The scenario has generated quite a bit of fingerwagging from Very Serious People who say what’s going on is beyond the pale, that investing is supposed to be about underlying value and the real, tangible worth of a thing. NFTs and Shiba Inu coin, they say, are clearly fake. At the same time, so is so much of what’s going on in finance and the economy already — including the spaces the Very Serious People occupy.

During the 2008 financial crisis, for example, exotic financial instruments created out of subprime mortgages among Wall Street and banks helped take the economy down. They also revealed regulators to be asleep at the wheel. Very recent history makes it hard to take the Very Serious People in finance and government seriously as responsible stewards of the global economy. The financial industry has gone to great lengths to create new financial products with the potential to do more harm than good in the name of making more money.

“To have a boomer burn down the planet and then have them wag a finger that crypto’s bad for the environment? Please, that’s absurd,” Dash said.

“Money feeling strange in 2021 is based on a decade of money slowly feeling strange for lots and lots of different people throughout the world,” said Lana Swartz, an assistant professor of media studies at the University of Virginia who focuses on money. “We’re at a stage where the government and financial institutions are revealed to be less dependable than we ever imagined they would be, so why not YOLO?”

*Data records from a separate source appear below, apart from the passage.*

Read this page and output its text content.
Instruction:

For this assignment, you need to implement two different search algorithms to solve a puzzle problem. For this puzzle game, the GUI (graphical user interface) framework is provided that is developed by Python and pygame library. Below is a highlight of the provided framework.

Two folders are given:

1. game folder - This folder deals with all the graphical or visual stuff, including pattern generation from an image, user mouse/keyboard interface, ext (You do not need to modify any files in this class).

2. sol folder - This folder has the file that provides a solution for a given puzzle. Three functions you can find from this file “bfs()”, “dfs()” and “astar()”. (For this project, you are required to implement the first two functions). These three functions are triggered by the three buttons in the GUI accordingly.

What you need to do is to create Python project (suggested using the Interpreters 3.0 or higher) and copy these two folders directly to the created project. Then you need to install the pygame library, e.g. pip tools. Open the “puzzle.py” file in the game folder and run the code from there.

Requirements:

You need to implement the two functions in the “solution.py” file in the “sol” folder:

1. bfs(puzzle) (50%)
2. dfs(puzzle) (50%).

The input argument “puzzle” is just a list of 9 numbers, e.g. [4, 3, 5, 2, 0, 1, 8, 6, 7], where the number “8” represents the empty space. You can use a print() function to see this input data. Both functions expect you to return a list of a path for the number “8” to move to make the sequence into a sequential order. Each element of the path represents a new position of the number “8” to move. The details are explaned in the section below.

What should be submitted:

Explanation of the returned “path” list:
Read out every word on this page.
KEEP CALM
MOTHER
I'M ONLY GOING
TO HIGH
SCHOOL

A made-up quote from a 2021 Onion article gets at the attitude:

NFTs might be bizarre speculative bullshit, but what isn’t? Aren’t we all just finding ways to turn everything that exists into something we can make money off of? I might be throwing away thousands of dollars on NFTs, but you’re throwing away thousands of dollars on TSA PreCheck or lottery tickets or donating to political candidates or raising children. Critics will say NFTs are wasteful and can be used for fraud and other crimes—fine, yeah, find me something that isn’t?

The view may be nihilistic, but in the current scenario, it isn’t entirely wrong. So much of the economy feels like a scam — the gig economy, student loans, the hope of retirement, a 9-to-5 job. Consumers are always being tricked and squeezed by corporations. The promise of the middle class is fading fast, so for a lot of people, it just feels like you might as well lean into whatever financial chaos is available to try to hit it big. If housing prices are so high you’re never going to be able to own a home, why not try your hand at real estate in whatever the metaverse is?

Crypto feels like a scam. So does a lot of the economy.